We kicked off our discussion with advice that remains as valuable as it is obvious. Even today, despite the wealth of resources available on the internet to background research potential investors, founders regularly walk into their pitch meetings like deer in headlights with no sense of that particular investor’s interests, tastes, stage of investment and more. Don’t be that founder.
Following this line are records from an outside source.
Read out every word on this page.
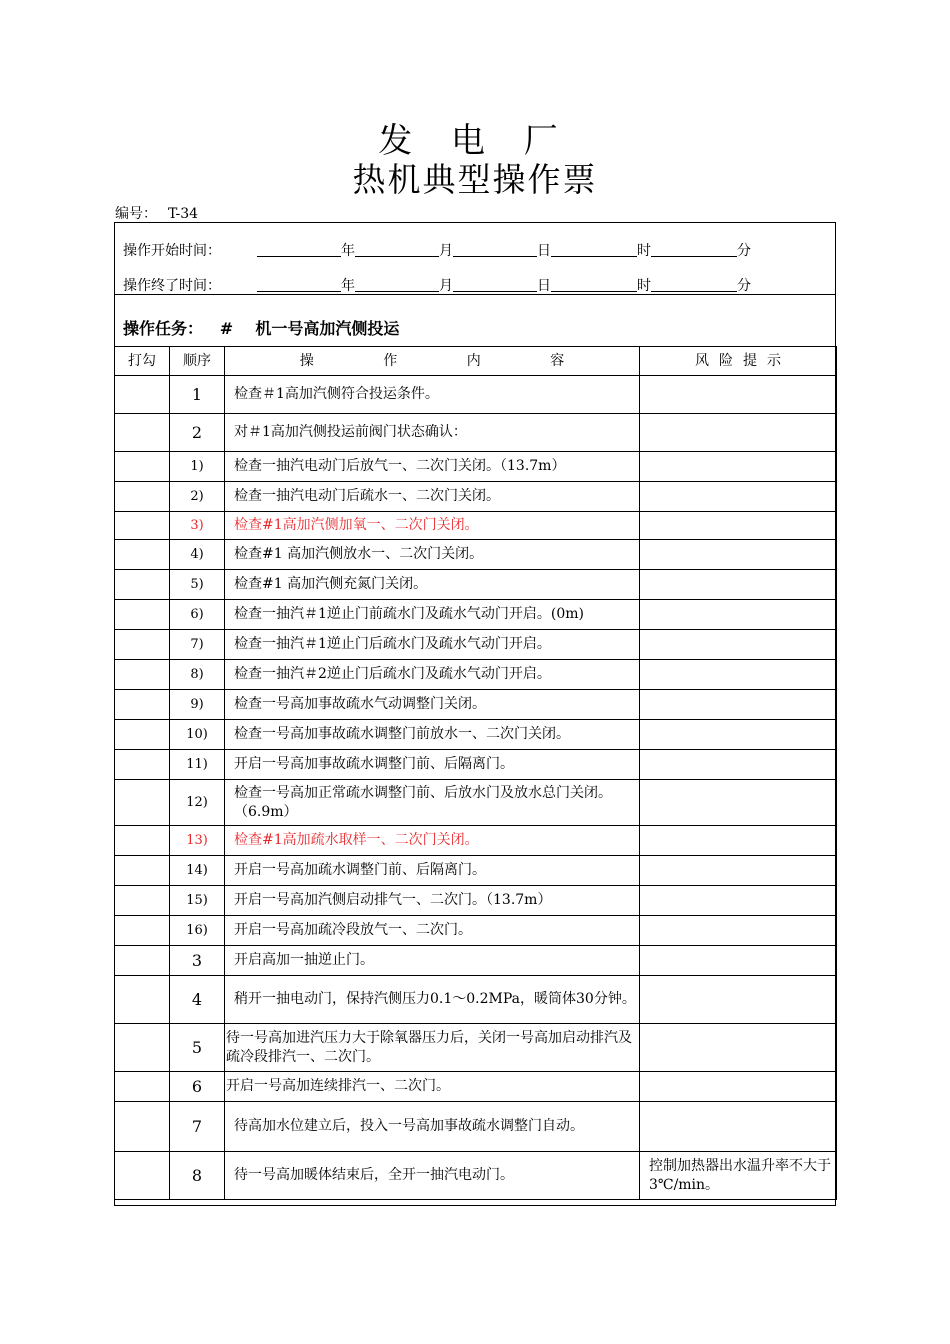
发 电 厂
热机典型操作票
编号： T-34
操作开始时间：	年	月	日	时	分
操作终了时间：	年	月	日	时	分
操作任务： # 机一号高加汽侧投运
打勾	顺序	操 作 内 容	风 险 提 示

	1	检查＃1高加汽侧符合投运条件。	
	2	对＃1高加汽侧投运前阀门状态确认：	
	1)	检查一抽汽电动门后放气一、二次门关闭。（13.7m）	
	2)	检查一抽汽电动门后疏水一、二次门关闭。	
	3)	检查#1高加汽侧加氧一、二次门关闭。	
	4)	检查#1 高加汽侧放水一、二次门关闭。	
	5)	检查#1 高加汽侧充氮门关闭。	
	6)	检查一抽汽＃1逆止门前疏水门及疏水气动门开启。(0m)	
	7)	检查一抽汽＃1逆止门后疏水门及疏水气动门开启。	
	8)	检查一抽汽＃2逆止门后疏水门及疏水气动门开启。	
	9)	检查一号高加事故疏水气动调整门关闭。	
	10)	检查一号高加事故疏水调整门前放水一、二次门关闭。	
	11)	开启一号高加事故疏水调整门前、后隔离门。	
	12)	检查一号高加正常疏水调整门前、后放水门及放水总门关闭。（6.9m）	
	13)	检查#1高加疏水取样一、二次门关闭。	
	14)	开启一号高加疏水调整门前、后隔离门。	
	15)	开启一号高加汽侧启动排气一、二次门。（13.7m）	
	16)	开启一号高加疏冷段放气一、二次门。	
	3	开启高加一抽逆止门。	
	4	稍开一抽电动门，保持汽侧压力0.1～0.2MPa，暖筒体30分钟。	
	5	待一号高加进汽压力大于除氧器压力后，关闭一号高加启动排汽及疏冷段排汽一、二次门。	
	6	开启一号高加连续排汽一、二次门。	
	7	待高加水位建立后，投入一号高加事故疏水调整门自动。	
	8	待一号高加暖体结束后，全开一抽汽电动门。	控制加热器出水温升率不大于3℃/min。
Key number one is know your audience. The best founders understand their users, whether that is an end consumer, or an enterprise customer. They’ve done the research to understand what motivates their customers, how they make buying decisions, and also what their customers like and don’t like as much about their own product. When fundraising, your VC essentially becomes your customer. And so before you begin pitching, or even building your deck, it’s really important to do your research beforehand to understand the firms and the partners that you intend to pitch. (Timestamp: 2:25)

If you do that right,

That knowledge allows you to proactively address any concerns that they might have. And really make sure that you position your business in a way that is both authentic, but in a way that will be well received by the VC. (Timestamp: 3:20)

Story-driven, not data-driven

Data is the most important source of wisdom in Silicon Valley, or so the belief holds. But the reality, particularly in early-stage investing, is that the data can only paint a partial picture of a startup and a founder’s ambition. Don’t let a dense copse of trees occlude the wider forest, which is what investors are really investing in.